Paz Magallanes, owner of Magallanes Restaurant, has been a partner of Kawil Tours for three years. The restaurant provides food to the guests of Culion daily through its establishment in the island and catering services. Aside from the good business brought upon by this partnership, Magallanes also lauds the company’s effort for Culion, “Para sa Culion yung ginagawa ng Kawil Tours, kung hindi sa kanila hindi lalago ang turismo dito.” (“What Kawil Tours is doing is for Culion, if not for their efforts, Culion’s tourism would not flourish.”)
Aside from partnerships with local establishments, Kawil Tours also employs locals in the island.
One of them is 17-year-old John Coching. Due to financial difficulties, Coching had to drop out of his third year at Culion National High School. Presently, Coching works as an assistant tour guide for Kawil Tours.
Prior to working for the company, Coching was a shy boy. He shares how Kawil Tours has helped him gain confidence to talk to people.
“Dati mahiyain ako, dahil sa Kawil nadagdagan ang kaalaman ko sa mga bagay tulad kung paano makipaghalubilo sa ibang tao.” (I was a shy person before, but because of Kawil I have learned to communicate and socialize with other people.)
When asked about his plans, Coching said that he plans to go back to school and finish his studies. But for now, he plans to continue working for Kawil Tours.
Because of the close partnership with the local groups and entrepreneurs, Tibi said as much as 70 percent of Kawil Tour’s cash flow goes back directly to the communities of Culion, helping raise their standard of living and increase their purchasing power.
In line with its goal to promote responsible tourism, Kawil Tours also makes sure to properly address environmental concerns in the island.
“We give high regard to protection of the environment.

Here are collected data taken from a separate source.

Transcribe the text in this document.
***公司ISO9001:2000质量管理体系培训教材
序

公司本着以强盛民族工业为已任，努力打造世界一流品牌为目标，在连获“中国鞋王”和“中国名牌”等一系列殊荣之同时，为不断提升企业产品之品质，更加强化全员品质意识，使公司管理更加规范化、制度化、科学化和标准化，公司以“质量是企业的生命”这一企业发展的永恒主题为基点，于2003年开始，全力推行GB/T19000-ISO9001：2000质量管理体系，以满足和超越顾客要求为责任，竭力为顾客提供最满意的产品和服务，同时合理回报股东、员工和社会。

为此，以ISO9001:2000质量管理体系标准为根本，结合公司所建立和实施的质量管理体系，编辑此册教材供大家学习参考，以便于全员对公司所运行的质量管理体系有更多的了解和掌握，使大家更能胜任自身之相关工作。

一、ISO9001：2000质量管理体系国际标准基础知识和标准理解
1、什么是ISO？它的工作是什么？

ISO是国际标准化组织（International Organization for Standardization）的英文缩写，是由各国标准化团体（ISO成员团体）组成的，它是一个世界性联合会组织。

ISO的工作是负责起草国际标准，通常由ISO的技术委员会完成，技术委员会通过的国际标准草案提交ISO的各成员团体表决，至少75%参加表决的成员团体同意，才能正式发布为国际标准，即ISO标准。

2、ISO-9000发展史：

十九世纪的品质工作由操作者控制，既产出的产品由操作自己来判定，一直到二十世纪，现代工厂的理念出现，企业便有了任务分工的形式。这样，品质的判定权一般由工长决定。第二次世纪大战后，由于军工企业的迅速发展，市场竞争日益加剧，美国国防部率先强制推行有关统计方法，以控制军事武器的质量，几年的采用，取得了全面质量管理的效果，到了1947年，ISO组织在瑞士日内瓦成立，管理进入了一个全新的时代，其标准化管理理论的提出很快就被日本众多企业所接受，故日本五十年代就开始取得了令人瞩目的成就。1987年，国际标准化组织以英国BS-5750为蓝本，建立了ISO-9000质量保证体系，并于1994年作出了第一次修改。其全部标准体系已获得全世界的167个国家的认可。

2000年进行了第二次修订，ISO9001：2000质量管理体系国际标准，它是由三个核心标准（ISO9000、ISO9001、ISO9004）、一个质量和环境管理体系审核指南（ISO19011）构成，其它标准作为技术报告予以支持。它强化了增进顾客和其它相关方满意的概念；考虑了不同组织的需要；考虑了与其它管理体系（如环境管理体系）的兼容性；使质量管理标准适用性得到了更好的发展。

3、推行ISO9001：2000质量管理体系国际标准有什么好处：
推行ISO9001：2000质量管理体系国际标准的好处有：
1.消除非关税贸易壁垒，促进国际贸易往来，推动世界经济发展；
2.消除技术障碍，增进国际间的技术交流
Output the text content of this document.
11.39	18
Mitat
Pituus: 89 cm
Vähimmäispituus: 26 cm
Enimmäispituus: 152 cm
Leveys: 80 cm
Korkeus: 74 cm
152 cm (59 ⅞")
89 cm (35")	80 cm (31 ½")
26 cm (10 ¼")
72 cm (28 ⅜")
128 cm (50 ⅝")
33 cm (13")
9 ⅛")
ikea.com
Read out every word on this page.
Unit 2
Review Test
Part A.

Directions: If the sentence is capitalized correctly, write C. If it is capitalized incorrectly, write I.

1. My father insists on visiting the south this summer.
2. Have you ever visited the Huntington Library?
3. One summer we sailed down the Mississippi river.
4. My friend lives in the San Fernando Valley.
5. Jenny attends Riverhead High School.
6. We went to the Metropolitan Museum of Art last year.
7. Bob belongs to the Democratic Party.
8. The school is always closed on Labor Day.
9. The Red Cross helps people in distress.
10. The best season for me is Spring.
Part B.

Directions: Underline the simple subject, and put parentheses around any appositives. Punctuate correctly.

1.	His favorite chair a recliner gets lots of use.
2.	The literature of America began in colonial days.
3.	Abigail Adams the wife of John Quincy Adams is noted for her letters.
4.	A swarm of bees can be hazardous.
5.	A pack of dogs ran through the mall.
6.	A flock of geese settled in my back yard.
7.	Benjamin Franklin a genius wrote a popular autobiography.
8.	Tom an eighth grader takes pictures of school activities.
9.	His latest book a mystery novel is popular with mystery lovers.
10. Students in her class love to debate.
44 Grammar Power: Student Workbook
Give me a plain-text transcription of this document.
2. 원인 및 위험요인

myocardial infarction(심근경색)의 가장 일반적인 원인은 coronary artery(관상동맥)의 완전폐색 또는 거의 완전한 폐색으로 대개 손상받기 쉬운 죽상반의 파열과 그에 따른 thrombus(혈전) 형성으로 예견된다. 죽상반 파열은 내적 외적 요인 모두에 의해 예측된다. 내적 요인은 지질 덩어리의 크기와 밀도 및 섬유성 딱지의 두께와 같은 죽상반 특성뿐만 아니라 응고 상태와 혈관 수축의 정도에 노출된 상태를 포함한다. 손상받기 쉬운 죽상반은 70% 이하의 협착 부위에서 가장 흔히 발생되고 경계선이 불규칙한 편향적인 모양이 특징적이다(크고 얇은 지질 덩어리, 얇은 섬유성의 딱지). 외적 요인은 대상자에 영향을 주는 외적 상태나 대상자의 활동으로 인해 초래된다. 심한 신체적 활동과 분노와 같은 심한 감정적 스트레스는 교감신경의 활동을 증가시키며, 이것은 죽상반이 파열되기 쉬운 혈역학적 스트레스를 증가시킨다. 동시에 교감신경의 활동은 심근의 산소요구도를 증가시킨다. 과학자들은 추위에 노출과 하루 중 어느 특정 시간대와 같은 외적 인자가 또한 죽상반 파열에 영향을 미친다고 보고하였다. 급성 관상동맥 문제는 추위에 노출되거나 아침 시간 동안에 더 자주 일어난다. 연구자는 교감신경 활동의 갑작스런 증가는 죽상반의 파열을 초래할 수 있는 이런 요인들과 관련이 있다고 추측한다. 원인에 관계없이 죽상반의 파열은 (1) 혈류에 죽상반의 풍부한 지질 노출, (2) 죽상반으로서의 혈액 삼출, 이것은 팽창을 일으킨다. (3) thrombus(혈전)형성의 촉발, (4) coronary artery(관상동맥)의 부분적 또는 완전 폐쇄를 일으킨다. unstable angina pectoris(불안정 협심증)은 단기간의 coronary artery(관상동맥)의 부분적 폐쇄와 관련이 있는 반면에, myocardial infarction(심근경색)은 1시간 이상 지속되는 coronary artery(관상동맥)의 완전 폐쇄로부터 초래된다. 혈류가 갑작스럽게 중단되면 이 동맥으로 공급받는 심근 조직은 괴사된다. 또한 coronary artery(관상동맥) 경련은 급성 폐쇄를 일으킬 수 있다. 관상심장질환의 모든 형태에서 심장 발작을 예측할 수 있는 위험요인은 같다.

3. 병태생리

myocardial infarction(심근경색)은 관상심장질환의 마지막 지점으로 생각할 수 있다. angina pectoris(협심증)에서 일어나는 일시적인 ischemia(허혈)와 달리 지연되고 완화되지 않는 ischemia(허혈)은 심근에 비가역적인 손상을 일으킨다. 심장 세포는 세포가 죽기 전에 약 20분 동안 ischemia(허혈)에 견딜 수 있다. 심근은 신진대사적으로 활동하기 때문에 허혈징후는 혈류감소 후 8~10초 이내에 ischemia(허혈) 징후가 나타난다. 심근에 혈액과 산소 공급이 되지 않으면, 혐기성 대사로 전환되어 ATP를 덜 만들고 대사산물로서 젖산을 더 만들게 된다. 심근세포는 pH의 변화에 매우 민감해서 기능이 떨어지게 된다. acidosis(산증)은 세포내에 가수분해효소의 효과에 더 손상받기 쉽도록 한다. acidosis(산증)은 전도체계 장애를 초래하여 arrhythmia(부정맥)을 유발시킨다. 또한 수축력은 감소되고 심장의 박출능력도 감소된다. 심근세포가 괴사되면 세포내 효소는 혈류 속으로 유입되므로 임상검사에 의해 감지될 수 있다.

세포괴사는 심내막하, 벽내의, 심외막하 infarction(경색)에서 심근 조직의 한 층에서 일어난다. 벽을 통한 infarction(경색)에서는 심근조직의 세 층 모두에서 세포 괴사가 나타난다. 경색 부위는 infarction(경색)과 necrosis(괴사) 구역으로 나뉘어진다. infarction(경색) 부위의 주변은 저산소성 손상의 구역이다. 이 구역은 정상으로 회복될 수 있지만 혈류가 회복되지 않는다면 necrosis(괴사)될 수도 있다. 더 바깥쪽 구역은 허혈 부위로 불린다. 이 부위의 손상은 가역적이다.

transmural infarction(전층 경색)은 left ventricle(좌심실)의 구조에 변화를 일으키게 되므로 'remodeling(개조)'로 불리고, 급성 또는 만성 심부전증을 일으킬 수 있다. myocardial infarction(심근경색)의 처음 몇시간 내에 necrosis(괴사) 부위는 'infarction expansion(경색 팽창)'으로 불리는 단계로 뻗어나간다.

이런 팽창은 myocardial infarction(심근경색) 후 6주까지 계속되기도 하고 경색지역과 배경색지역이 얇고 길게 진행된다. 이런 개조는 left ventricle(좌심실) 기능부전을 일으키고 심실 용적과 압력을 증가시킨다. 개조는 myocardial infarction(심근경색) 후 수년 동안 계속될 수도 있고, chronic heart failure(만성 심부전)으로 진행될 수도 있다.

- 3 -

We cannot claim that we are in eco-tourism since boats spill oil in the water. But as much as we can, we try to mitigate activities that will further damage coral reefs. For example, before our tour guides and boatman drop the anchors, they usually check first if there are coral reefs in the area,” he said.
Kawil Tours also makes sure that when it orients tour guests, it emphasizes the dos and don’ts for tourists.
In more mainstream tourist destinations, for instance, activities like swimming close to the whale sharks and fish feeding are encouraged. But for Kawil Tours, this is a big no for guests since these activities will have a negative impact in the ecosystem.
For the years to come, Tibi sees Kawil Tours as a catalyst for change, not just in Culion but possibly in other destinations in the Philippines as well, where it can promote the kind of tourism that fully involves and benefits the local communities.
“We believe that what we are doing is sustainable. As long as you have the support of the community, you work with them. We see our role expanding to widen the benefits to the community,” Tibi said.
“We believe that tourists are becoming more receptive to this idea. Both of us – the tour group and the guests – have a task to understand and appreciate the story of the communities,” he added.